3 Cover Letter Myths You Shouldn't Believe

cover letter myths in 2012Cover letters are a hot topic these days. Some say they are worthless; others say they are priceless. A recent study by Zip Recruiter indicates that 50% of hiring managers require a cover letter, and that of those, two thirds of them reject an applicant because of something included in the cover letter.
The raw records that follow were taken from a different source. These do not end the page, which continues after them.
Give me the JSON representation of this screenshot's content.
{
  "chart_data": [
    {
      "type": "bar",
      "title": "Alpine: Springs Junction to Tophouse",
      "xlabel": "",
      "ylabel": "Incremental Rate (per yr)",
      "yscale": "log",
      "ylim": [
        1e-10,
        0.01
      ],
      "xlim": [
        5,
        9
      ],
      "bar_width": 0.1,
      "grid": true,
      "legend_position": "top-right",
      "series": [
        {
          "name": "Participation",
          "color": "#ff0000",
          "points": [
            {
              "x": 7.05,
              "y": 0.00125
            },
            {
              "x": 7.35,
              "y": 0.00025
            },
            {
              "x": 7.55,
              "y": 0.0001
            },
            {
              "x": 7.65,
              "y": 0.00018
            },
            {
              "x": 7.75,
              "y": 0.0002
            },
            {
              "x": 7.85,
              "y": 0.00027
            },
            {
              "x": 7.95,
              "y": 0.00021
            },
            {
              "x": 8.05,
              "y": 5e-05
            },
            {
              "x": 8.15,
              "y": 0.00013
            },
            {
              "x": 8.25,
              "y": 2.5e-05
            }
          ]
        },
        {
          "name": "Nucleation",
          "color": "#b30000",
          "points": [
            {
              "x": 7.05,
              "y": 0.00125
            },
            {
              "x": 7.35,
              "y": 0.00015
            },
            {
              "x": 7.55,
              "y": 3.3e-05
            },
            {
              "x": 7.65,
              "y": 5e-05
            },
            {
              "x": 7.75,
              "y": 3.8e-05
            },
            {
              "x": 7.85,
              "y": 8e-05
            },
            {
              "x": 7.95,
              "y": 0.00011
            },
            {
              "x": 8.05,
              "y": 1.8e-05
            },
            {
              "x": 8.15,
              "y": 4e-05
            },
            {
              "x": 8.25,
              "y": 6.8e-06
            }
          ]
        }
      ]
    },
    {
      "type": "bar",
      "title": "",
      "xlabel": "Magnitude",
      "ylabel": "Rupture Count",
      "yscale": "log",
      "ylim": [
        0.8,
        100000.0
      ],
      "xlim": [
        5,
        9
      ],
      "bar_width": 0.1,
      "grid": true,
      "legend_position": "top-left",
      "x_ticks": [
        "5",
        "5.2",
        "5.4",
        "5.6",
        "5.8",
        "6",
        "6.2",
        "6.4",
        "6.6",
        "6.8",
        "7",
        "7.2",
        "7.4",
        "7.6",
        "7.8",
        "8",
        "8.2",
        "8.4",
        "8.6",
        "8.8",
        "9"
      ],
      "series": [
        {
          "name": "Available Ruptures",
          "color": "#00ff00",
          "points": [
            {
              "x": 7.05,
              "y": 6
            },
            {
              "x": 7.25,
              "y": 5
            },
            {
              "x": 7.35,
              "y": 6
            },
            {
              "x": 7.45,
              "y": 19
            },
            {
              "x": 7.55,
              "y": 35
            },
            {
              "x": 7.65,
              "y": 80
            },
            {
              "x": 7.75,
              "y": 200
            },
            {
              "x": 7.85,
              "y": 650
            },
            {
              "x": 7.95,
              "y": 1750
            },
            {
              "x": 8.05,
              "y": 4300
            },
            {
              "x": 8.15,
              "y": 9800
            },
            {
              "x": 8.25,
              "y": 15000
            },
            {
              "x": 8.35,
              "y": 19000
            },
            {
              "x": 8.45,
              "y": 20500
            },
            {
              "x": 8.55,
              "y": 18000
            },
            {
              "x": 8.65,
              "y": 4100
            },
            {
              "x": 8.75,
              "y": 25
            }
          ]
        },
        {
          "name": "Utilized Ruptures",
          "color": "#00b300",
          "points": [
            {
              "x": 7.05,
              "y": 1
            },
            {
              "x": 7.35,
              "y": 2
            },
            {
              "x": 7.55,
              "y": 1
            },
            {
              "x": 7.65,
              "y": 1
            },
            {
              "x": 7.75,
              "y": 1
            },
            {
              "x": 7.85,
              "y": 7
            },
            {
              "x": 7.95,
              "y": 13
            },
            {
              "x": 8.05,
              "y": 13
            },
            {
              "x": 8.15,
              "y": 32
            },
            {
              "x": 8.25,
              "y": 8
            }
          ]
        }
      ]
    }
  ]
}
Based on that stat, I'd say learning to write a good cover letter is a skill that a job seeker needs. Unfortunately, there's a lot of bad advice out there about writing cover letters. Most of it stems from experts with outdated notions about what a cover letter's real purpose is. Here are three myths about cover letters you shouldn't believe.

1. Keep it short.

Cover letters used to be used a formal introduction to the resume. It was believed the resume was going to do the heavy-lifting in terms of impressing the hiring manager. So, experts advised to keep the cover letter short and let the hiring manager get to the 'good stuff.'

Well, fast forward to today where most hiring managers don't believe what's on a resume anymore. Instead, they want to get a sense of the applicant's personality, and the cover letter is the best way to convey that. Longer cover letters, complete with sub-titles for paragraphs, are working in today's competitive job search. As long as you can get the reader at "hello" and hold his or her attention with a compelling story, a longer cover letter can serve to impress the hiring manager with your communication skills. This leads to myth #2...

2. Use formal language.

While it might seem to make sense to use a lot of formal text and fancy words in your cover letter, studies actually show that it makes you look less intelligent. Moreover, you would never speak that way to the hiring manager if he or she were in front of you. Why say, "I'm pleased to be applying for the esteemed role of Manager of..."? It just sounds stuffy. Instead, cover letters should share your story in uncomplicated language that is easy to read and believe.

3. Explain what experience you have that proves you can do the job.

The idea behind this myth is that you need to summarize what skills on your resume the recruiter should look at. In reality, that's just a waste of breath. The employer is smart enough to look at your resume and figure out what is relevant. Your cover letter should just focus on proving to the hiring manager that you understand why the job is important to the company's business.

Look at the hiring manager as the leader of a tribe that you want to join. The cover letter should present to the hiring manager your understanding of what the company does, what it does is important, and how you are in alignment with their mission. When you show the hiring manager that you "get" what the company does, you're also proving you could be a valuable contributor to the team.

Cover letters are a necessary evil. But, more importantly, their purpose and value in the job search has shifted. Avoid believing the myths and you'll start to develop a cover letter that will get the attention you want – and deserve.